A realização de oficinas sobre esses temas com estudantes do ensino fundamental e médio em escolas públicas no Rio de Janeiro tem mostrado que falar sobre sexualidade (e também sobre gênero) exige conversar sobre a ideia de consentimento com as e os estudantes. Essa necessidade surge de diferentes maneiras, mas duas que têm se mostrado muito presentes. A primeira é que percebemos um aumento na procura pelo nosso trabalho (com oficinas, palestras ou rodas de conversa) quando eventos de violência sexual e/ou de gênero ganham projeção na sociedade e na escola. Crianças e adolescentes falam do assunto, fazem perguntas, compartilham vídeos, fotos, e as e os professores sentem-se muitas vezes “sem recursos” ou sem saber o que dizer ou fazer. A sexualidade invade a escola nessas ocasiões como um tema “difícil” e associado à violência.

A segunda maneira em que essa necessidade surge é nas trocas com as e os estudantes, durante as oficinas. É grande a vontade de falar sobre relacionamentos – e isso envolve relações de amizade, familiares, com as e os professores, e também relações sexuais e/ou afetivas. Um aspecto que sempre surge nessas discussões são as relações de poder presentes nos relacionamentos, assim como reflexões sobre quais seriam os limites na relação com o outro: até onde o outro pode fazer o que quer, ou o que eu posso fazer com o outro…

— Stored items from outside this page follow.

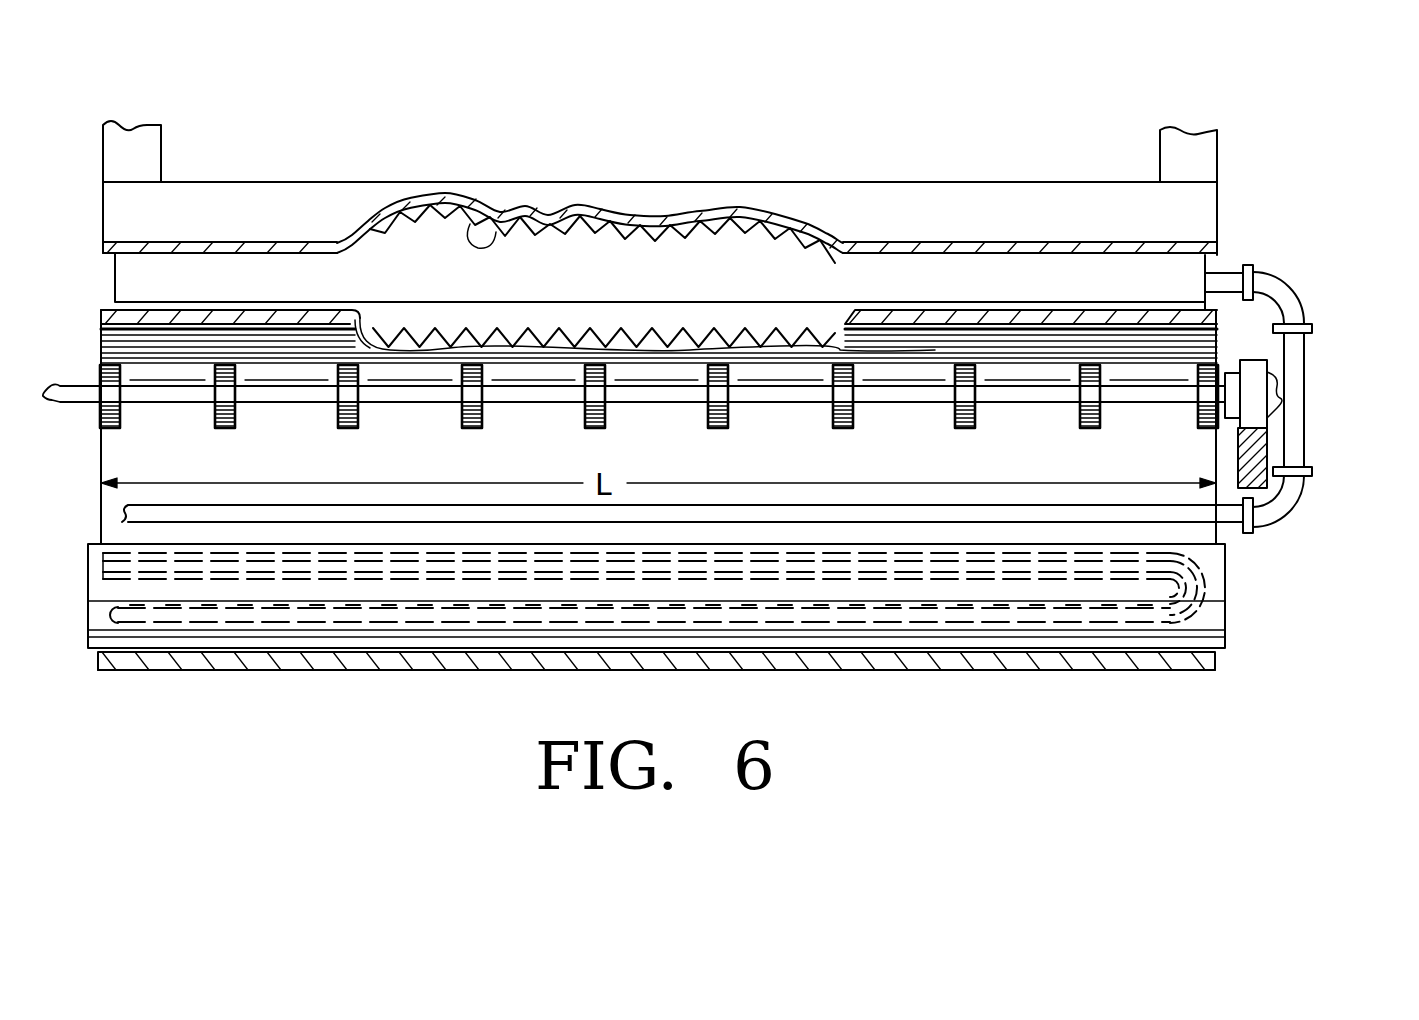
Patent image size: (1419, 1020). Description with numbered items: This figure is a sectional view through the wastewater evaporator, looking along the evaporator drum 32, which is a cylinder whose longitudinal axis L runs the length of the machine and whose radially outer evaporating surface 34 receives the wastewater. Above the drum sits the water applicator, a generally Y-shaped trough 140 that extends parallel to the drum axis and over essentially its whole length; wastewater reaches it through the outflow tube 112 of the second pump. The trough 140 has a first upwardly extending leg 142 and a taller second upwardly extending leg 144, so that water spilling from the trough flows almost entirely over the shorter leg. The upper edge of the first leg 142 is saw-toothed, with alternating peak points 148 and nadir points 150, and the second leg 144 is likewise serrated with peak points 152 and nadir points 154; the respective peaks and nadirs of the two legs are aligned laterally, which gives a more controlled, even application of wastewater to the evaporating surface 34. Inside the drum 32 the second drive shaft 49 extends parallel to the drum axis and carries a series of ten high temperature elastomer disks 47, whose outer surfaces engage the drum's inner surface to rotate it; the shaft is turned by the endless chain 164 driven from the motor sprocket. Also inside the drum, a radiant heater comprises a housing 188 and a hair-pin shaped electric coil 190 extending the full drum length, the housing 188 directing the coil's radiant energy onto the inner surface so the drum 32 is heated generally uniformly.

The evaporator drum 32 is at (102, 310).
The radially outer evaporating surface 34 is at (1102, 672).
The elastomer disks 47 is at (217, 425).
The second drive shaft 49 is at (865, 403).
The outflow tube 112 is at (1285, 292).
The trough 140 is at (772, 282).
The first upwardly extending leg 142 is at (487, 243).
The second upwardly extending leg 144 is at (657, 313).
The peak points 148 is at (400, 230).
The nadir points 150 is at (440, 237).
The peak points 152 is at (403, 340).
The nadir points 154 is at (403, 340).
The endless chain 164 is at (1260, 447).
The housing 188 is at (1223, 630).
The coil 190 is at (1197, 568).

Percebemos que seria importante discutir gênero e sexualidade trabalhando a noção de consentimento – não a partir de discussões abstratas, mas de situações cotidianas que possam disparar reflexões sobre a importância de ouvir o outro, estar atento/a à outra pessoa, além da importância de poder expressar quando algo é incômodo, constrangedor ou violento. Nesse sentido, observamos algumas regularidades, ainda que cada vivência seja singular. A expectativa social de heterossexualidade parece produzir efeitos distintos entre os sexos. Em alguns momentos, acolhemos a demanda das alunas e realizamos rodas de conversa só com garotas, em que as adolescentes se sentiram mais à vontade para falar sobre incômodos nos relacionamentos com rapazes, trazendo a questão do machismo em exemplos do dia a dia. Já entre os garotos, a exaltação da heterossexualidade associada à agressividade é recorrente, e a “zoação” com estudantes LGBTI é frequentemente valorizada como prova de virilidade. Também observamos um grande desconhecimento (acompanhado muitas vezes de curiosidade) sobre os corpos de garotas e mulheres cisgêneras, e sobre como (e se) sentem prazer no sexo. Vivências da sexualidade fora da norma heterossexual também são assunto frequente entre garotos e garotas, com muitas dúvidas, curiosidades e compartilhamentos de experiências. Nessas conversas, vemos como o debate sobre consentimento articula-se com o tema do preconceito: a objetificação do outro, do corpo do outro, legitima situações de violência e assédio.

Por sua vez, trabalhar o tema da sexualidade com crianças, sem reduzir a questão a relações sexuais genitais, também tem nos levado a discutir consentimento com elas. Isso pode ser feito, por exemplo, conversando sobre os cuidados e experiências com o próprio corpo, e o entendimento que o corpo do outro – seja do/a colega, seja do adulto – é outro corpo. Quando analisamos os dados sobre violência sexual contra crianças e adolescentes no país, que apontam que boa parte dos agressores são pessoas próximas das vítimas, vemos como é importante que elas possam identificar situações de violência e recorrer a adultos que as escutem e acolham.

Por fim, consentimento é um tema que abre portas para discussões importantes: parceria, prazer, prevenção, troca, escuta. Tem sido um bom desafio trabalhar esse assunto nas escolas, com crianças, adolescentes e educadores/as.